English
For all s and under mild exclusion, (Γℝ(2−s))^{-1} = Γℂ(s) sin(π s/2) (Γℝ(s+1))^{-1}.
Русский
Для всех допустимых s выполняется: (Γℝ(2−s))^{-1} = Γℂ(s) sin(π s/2) (Γℝ(s+1))^{-1}.
LaTeX
$$$$ (\Gamma_{\mathbb{R}}(2 - s))^{-1} = \Gamma_{\mathbb{C}}(s) \sin\left(\frac{\pi s}{2}\right) \big( \Gamma_{\mathbb{R}}(s + 1)\big)^{-1}. $$$$
Lean4
/-- Formulation of reflection formula tailored to functional equations of L-functions of odd
Dirichlet characters. -/
theorem inv_Gammaℝ_two_sub {s : ℂ} (hs : ∀ (n : ℕ), s ≠ -n) :
(Gammaℝ (2 - s))⁻¹ = Gammaℂ s * sin (π * s / 2) * (Gammaℝ (s + 1))⁻¹ :=
by
by_cases h : s = 1
·
rw [h, (by ring : 2 - 1 = (1 : ℂ)), Gammaℝ_one, Gammaℝ, neg_div, (by simp : (1 + 1) / 2 = (1 : ℂ)),
Complex.Gamma_one, Gammaℂ_one, mul_one, Complex.sin_pi_div_two, mul_one, cpow_neg_one, mul_one, inv_inv,
div_mul_cancel₀ _ (ofReal_ne_zero.mpr pi_ne_zero), inv_one]

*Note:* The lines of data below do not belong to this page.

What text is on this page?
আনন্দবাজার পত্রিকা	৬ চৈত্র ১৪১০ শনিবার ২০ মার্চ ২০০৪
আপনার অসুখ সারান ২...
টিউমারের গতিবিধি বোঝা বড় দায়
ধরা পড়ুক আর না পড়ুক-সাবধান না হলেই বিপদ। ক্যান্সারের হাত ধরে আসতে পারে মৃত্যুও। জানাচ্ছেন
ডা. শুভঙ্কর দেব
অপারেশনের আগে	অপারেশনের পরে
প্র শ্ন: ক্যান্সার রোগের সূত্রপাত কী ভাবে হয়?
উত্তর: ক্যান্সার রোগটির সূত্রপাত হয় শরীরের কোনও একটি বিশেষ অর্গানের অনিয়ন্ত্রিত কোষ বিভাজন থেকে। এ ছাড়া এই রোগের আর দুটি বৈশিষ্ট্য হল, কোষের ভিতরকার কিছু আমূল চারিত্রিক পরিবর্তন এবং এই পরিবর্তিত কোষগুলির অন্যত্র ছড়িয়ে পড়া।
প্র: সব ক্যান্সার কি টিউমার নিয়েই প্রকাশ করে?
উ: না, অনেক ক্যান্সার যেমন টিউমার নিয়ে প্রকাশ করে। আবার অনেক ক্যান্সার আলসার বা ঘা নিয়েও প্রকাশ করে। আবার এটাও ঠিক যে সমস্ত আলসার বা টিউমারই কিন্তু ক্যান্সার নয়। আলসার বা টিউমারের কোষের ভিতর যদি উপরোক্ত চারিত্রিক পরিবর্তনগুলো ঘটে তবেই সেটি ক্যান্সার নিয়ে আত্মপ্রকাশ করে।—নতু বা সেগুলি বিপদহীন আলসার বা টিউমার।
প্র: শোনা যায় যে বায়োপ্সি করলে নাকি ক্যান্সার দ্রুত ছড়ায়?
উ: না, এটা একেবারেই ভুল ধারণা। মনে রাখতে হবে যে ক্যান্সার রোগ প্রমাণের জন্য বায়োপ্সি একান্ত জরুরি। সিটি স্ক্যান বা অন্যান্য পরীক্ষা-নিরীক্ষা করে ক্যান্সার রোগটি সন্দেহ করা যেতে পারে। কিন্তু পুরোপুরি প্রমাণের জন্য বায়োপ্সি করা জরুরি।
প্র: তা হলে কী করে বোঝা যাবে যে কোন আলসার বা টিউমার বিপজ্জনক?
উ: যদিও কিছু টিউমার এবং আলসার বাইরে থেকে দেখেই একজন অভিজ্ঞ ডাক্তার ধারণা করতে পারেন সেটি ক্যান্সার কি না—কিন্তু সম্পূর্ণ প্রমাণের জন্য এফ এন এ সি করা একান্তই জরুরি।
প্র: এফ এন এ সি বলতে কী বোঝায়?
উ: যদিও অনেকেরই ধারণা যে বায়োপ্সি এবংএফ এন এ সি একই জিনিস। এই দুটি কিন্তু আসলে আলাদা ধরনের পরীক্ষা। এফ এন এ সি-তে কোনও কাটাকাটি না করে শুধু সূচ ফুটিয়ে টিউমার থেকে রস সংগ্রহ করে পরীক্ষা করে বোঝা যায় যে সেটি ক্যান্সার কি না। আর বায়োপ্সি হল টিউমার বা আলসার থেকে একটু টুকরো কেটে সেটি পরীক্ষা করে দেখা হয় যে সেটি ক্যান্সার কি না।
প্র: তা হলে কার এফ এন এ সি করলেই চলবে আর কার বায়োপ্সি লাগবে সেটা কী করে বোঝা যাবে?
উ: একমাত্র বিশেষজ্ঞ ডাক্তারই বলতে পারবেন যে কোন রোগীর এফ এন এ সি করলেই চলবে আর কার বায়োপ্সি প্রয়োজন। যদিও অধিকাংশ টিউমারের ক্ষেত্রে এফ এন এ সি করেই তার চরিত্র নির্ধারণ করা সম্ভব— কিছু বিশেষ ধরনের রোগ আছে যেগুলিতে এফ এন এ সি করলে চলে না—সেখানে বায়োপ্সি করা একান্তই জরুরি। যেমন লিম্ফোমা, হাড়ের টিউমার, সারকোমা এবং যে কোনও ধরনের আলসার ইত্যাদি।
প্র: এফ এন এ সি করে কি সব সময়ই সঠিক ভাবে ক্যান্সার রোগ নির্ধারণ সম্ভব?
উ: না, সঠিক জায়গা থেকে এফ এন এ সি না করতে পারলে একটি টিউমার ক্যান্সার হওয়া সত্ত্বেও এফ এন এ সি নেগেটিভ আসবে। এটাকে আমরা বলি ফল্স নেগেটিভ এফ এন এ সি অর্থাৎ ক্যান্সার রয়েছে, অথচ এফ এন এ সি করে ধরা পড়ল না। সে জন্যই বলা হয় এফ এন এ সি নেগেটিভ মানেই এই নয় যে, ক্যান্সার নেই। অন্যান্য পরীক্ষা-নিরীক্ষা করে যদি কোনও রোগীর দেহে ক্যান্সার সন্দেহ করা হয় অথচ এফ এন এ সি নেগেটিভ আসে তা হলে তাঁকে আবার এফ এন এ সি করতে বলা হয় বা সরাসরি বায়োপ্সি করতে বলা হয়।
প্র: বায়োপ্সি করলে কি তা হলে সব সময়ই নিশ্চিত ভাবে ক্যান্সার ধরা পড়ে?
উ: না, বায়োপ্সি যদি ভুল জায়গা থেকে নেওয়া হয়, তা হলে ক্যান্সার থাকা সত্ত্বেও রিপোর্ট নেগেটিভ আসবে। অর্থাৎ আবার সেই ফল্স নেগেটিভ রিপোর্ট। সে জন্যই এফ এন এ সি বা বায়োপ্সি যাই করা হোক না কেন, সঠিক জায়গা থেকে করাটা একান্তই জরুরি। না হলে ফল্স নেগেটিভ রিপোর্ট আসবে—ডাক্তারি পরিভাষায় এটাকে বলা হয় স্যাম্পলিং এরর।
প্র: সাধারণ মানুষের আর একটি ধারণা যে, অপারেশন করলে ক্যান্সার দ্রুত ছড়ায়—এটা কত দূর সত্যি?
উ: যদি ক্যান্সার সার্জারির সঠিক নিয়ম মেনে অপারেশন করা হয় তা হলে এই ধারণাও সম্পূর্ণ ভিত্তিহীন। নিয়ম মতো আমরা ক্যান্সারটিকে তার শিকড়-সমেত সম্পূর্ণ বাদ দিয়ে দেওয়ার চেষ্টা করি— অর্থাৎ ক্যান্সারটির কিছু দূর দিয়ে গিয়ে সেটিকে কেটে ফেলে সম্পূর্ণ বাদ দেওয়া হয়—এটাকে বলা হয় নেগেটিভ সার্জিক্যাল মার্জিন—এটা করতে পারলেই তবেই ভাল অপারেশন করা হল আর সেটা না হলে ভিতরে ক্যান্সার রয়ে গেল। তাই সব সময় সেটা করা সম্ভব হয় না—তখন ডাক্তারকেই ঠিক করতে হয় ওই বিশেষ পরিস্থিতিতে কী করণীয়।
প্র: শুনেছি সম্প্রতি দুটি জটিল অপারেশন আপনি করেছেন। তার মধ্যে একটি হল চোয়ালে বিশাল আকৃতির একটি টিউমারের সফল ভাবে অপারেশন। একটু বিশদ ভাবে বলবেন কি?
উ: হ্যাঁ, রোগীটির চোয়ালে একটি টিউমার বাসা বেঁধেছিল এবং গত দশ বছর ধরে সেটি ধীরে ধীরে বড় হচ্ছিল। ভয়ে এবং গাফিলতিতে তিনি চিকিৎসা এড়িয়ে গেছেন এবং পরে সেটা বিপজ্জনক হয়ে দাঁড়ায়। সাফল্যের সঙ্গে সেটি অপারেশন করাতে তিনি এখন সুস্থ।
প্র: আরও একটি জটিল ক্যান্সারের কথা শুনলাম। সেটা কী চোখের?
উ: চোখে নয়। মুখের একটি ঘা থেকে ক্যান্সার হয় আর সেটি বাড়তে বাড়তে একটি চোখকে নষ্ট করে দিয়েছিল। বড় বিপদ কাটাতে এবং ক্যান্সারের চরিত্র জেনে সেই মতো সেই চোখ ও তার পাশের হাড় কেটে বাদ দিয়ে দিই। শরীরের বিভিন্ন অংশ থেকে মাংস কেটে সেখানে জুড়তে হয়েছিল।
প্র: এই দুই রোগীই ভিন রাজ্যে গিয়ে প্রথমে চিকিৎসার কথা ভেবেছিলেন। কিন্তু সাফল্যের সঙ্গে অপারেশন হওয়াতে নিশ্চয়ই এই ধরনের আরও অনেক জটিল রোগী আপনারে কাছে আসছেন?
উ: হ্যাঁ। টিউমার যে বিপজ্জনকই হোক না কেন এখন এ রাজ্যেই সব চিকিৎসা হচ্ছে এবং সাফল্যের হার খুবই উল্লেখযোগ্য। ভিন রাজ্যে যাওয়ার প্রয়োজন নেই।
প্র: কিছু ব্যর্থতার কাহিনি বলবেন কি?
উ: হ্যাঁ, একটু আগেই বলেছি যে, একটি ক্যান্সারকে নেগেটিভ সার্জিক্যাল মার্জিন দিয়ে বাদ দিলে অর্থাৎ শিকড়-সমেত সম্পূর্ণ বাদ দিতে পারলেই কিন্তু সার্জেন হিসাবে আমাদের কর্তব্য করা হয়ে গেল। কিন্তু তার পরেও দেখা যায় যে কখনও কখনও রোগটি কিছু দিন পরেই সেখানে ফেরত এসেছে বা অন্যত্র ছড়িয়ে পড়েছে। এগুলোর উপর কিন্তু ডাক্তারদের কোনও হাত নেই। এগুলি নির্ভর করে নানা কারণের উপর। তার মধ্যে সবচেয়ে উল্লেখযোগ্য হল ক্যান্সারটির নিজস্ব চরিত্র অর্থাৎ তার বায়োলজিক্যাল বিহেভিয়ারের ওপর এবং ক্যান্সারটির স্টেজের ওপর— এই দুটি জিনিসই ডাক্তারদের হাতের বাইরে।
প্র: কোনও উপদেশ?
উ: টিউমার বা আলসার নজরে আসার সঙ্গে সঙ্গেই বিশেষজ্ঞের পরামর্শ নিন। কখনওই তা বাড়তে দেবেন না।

rw [← Ne, ← sub_ne_zero] at h
have h' (n : ℕ) : s - 1 ≠ -n := by
rcases n with - | m
· rwa [Nat.cast_zero, neg_zero]
· rw [Ne, sub_eq_iff_eq_add]
convert hs m using 2
push_cast
ring
rw [(by ring : 2 - s = 1 - (s - 1)), inv_Gammaℝ_one_sub h', (by rw [sub_add_cancel] : Gammaℂ s = Gammaℂ (s - 1 + 1)),
Gammaℂ_add_one h, (by ring : s + 1 = (s - 1) + 2), Gammaℝ_add_two h, mul_sub, sub_div, mul_one,
Complex.cos_sub_pi_div_two]
simp_rw [mul_div_assoc, mul_inv]
generalize (Gammaℝ (s - 1))⁻¹ = A
field_simp